Orta Asya halklarından Yakutların inancına göre kartal baharın ruhunu temsil eder; bir kanat çırpışıyla buzları karları eritir, ikinci kanat çırpmasıyla ilkbahar gelirdi. Başka bir Yakut inancına göre ağaçlar üzerinde uçan kartal, şamanın da göklere uçabilmesi için kanatlarından bir kısmını ona atarmış.
Yıldırım Kuşu, Orta Asya’nın Turuhansk bölgesinde Tunguzlara ait olmakla birlikte, yakın coğrafyadaki diğer halklarda da benzer efsane vardır: Yıldırım ve şimşeklerin, gökteki Yıldırım Kuşunun kanatlarını birbirine vurmasıyla oluştuğuna inanırlardı.
Birçok farklı kültürde (Sibirya’dan Afrika’ya, Orta ve Kuzey Amerika yerlilerinde) turnaların göçleri esnasında birtakım küçük kuşları kanatlarının altına alarak sıcak bölgelere taşıdıklarına dair öyküler vardır. Eskimolara göre bazen insanları da kanatlarında taşırlar.
Sahne sanatları için hazırlanmış siyah kanatlar
Mezopotamya’nın koruyucu cinlerinin de kanatları vardır. Buna karşın Yunan mitolojisinde Harpyia’lar (kanatlı, kapkaççı kadınlar), Sirenler (kadın başlı, kuş formunda denizlerdeki denizcileri şarkılarıyla aldatan görünmez, deniz perileri) ya da Sfenks (Yunan mitolojisinde yıkım ve kötü şans temsil eden şeytan) gibi kanatlı ve tehlikeli yaratıklar, sessiz ve hızlı hareket ederek kurbanlarını aniden yakalarlarmış.

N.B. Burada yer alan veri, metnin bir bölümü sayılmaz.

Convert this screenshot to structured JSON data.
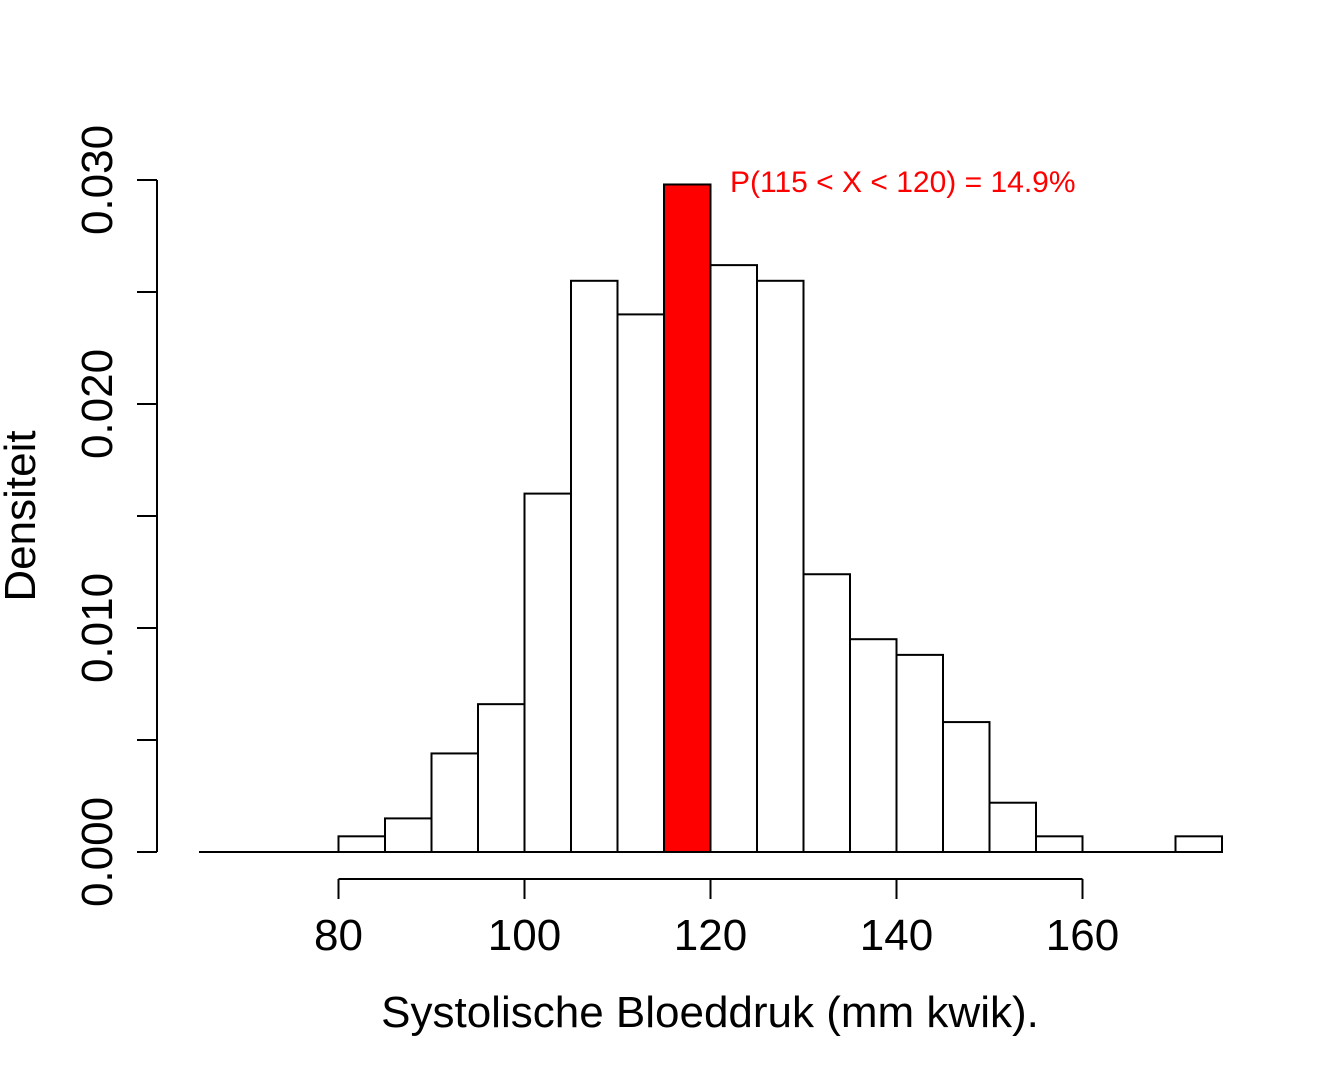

İranlıların baş tanrısı Ahura Mazda, genellikle iki yana açılmış bir çift kanat ile tasvir edilirdi. Vietnam ve Kore halkları ölen bir kişinin ruhunun, turnanın kanatları arasında üst bilinç seviyesine ulaştığına inanılırdı.
Kanat ve onun zihinlerde gerçekleştirdiği “uçma, uçabilme” yeteneği, Altay odaklı destanlarda -Tanrı’nın uçuşu- yaratılış destanlarında çokça yer alır. Bu gelenek pagan dinlerden tek tanrılı dinlere geçtikten sonra biçim değiştirerek (tanrı katına çıkmak, ulaşmak vb.) devam etmiştir. İnanç dünyalarında önemli kabul edilen kişilerin tanrı katına ulaşmak için gökyüzüne uçmaları, kâh kendi yetenekleri kâh kuş, melek vb. aracılarla gerçekleşirken kanat hep ön plandadır. Hz. Muhammed’in Miraç’a çıkarken bindiğine inanılan Burak, insan başlı, tavuskuyruklu, beyaz renkli ve kanatlı at olarak tasvir edilir.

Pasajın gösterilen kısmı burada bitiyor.